Selon la chercheuse, les études montrent que la prévalence de comportements violents par les entraîneuses et entraîneurs est somme toute élevée. «Les chercheurs, dit-elle, évaluent qu'entre 44% et 86% des coachs ont recours à la violence à un moment ou à un autre.»
Des formes de violence diverses
Les formes de violence interpersonnelle sont nombreuses. Celle-ci peut être physique, instrumentale, sexuelle et psychologique. La violence psychologique est la plus présente. Elle se manifeste non seulement de la part de l'entraîneuse ou de l'entraîneur envers l'athlète, mais aussi entre athlètes ou bien entre divers membres du milieu sportif. Les situations de violence interpersonnelle se passent durant les matchs, mais aussi durant les entraînements.
«Les études démontrent que la violence vécue par les athlètes vient 2 fois sur 3 d'un entraîneur», précise la stagiaire en recherche.
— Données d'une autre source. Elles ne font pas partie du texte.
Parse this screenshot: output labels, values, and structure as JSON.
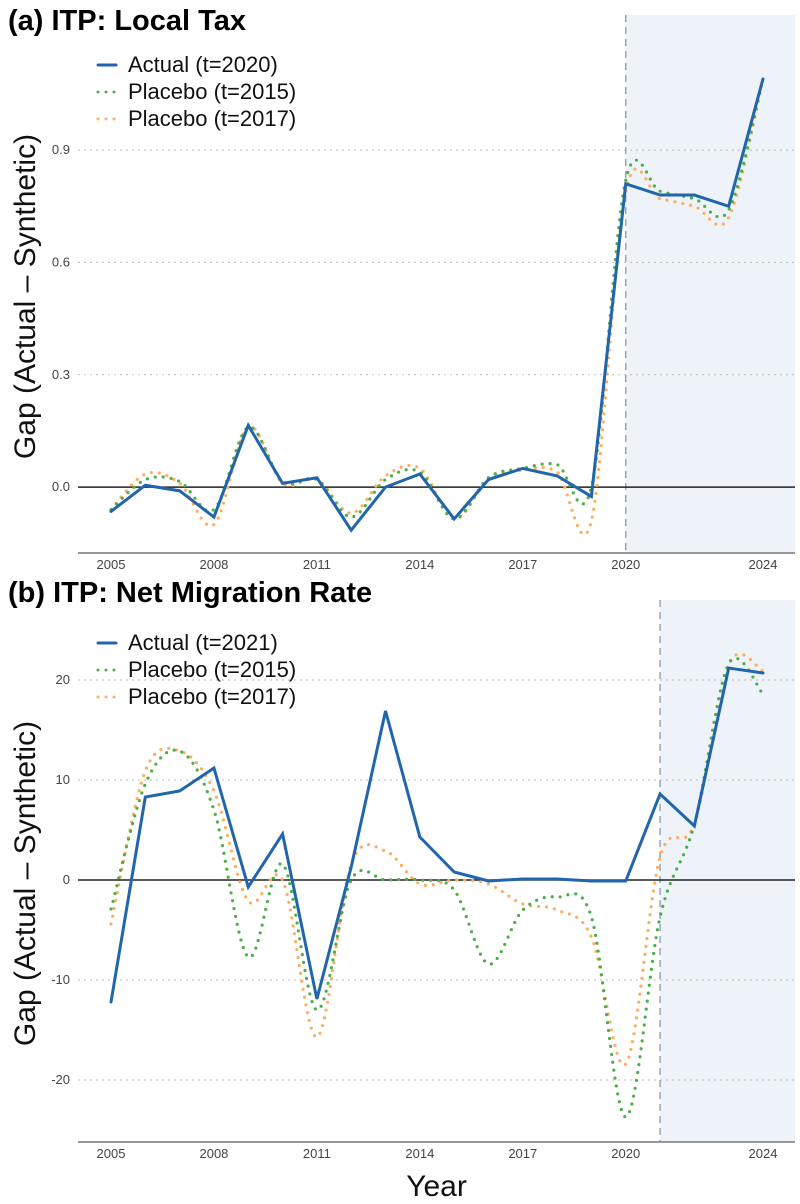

En violence physique, le coach peut lancer des objets à l'athlète ou le frapper. En violence psychologique, l'athlète peut recevoir des critiques, des insultes. Une des formes de violence psychologique est la négligence. La violence sexuelle comprend du harcèlement, des attouchements inappropriés. Cela peut survenir lorsque l'entraîneuse ou l'entraîneur entre dans le vestiaire alors que les athlètes sont en train de se changer.
«La violence instrumentale, explique Deziray De Sousa, est une forme spécifique qui est un peu la combinaison des autres formes de violence. Pour augmenter sa performance, on dit à l'athlète de consacrer tout son temps à son sport, donc d'arrêter de voir ses amis. Ou bien on le force à jouer blessé. Ou à prendre des drogues pour augmenter sa performance.»
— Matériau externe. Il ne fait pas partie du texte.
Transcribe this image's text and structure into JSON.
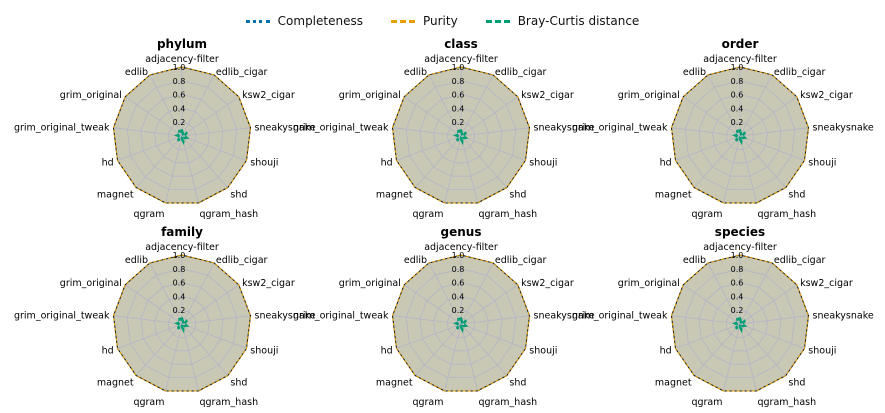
{
  "legend": [
    {
      "name": "Completeness",
      "color": "#0072B2",
      "style": "dotted"
    },
    {
      "name": "Purity",
      "color": "#E69F00",
      "style": "dashed"
    },
    {
      "name": "Bray-Curtis distance",
      "color": "#009E73",
      "style": "dashed"
    }
  ],
  "chart_data": [
    {
      "type": "radar",
      "title": "phylum"
    },
    {
      "type": "radar",
      "title": "class"
    },
    {
      "type": "radar",
      "title": "order"
    },
    {
      "type": "radar",
      "title": "family"
    },
    {
      "type": "radar",
      "title": "genus"
    },
    {
      "type": "radar",
      "title": "species"
    }
  ],
  "axes": {
    "categories": [
      "adjacency-filter",
      "edlib_cigar",
      "ksw2_cigar",
      "sneakysnake",
      "shouji",
      "shd",
      "qgram_hash",
      "qgram",
      "magnet",
      "hd",
      "grim_original_tweak",
      "grim_original",
      "edlib"
    ],
    "radial_ticks": [
      "0.2",
      "0.4",
      "0.6",
      "0.8",
      "1.0"
    ],
    "range": [
      0,
      1
    ]
  },
  "series_values": {
    "Completeness": [
      1,
      1,
      1,
      1,
      1,
      1,
      1,
      1,
      1,
      1,
      1,
      1,
      1
    ],
    "Purity": [
      1,
      1,
      1,
      1,
      1,
      1,
      1,
      1,
      1,
      1,
      1,
      1,
      1
    ],
    "Bray-Curtis distance": [
      0.08,
      0.03,
      0.09,
      0.03,
      0.07,
      0.04,
      0.08,
      0.03,
      0.09,
      0.03,
      0.07,
      0.04,
      0.08
    ]
  },
  "fill_color": "#c8c8b4",
  "grid_color": "#b4b4c8"
}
Selon elle, l'étude amène des réponses aux hypothèses de l'équipe de chercheuses. «Notre recherche, souligne-t-elle, constitue une première étape et donne des pistes d'intervention. Les répondants ont dit ressentir beaucoup de pression de leur organisation. Ils se conforment aux normes qui leur disent que leur recours à la violence est quelque chose de normal et nécessaire. Cela va prendre beaucoup de travail pour déconstruire les normes dans le sport et les attitudes des entraîneurs à l'égard des effets instrumentaux de la violence. Ils ne sont pas outillés de pratiques alternatives.»
Les autres signataires de l'étude sont Ariane Bélanger-Gravel, Marie-Hélène Gagné, Sophie Labossière, Sylvie Parent, Stephanie Radziszewski et Andréa Woodburn, de l'Université Laval, Hélène Paradis, de l'Université de Montréal, et Tine Vertommen, de l'Université Thomas More.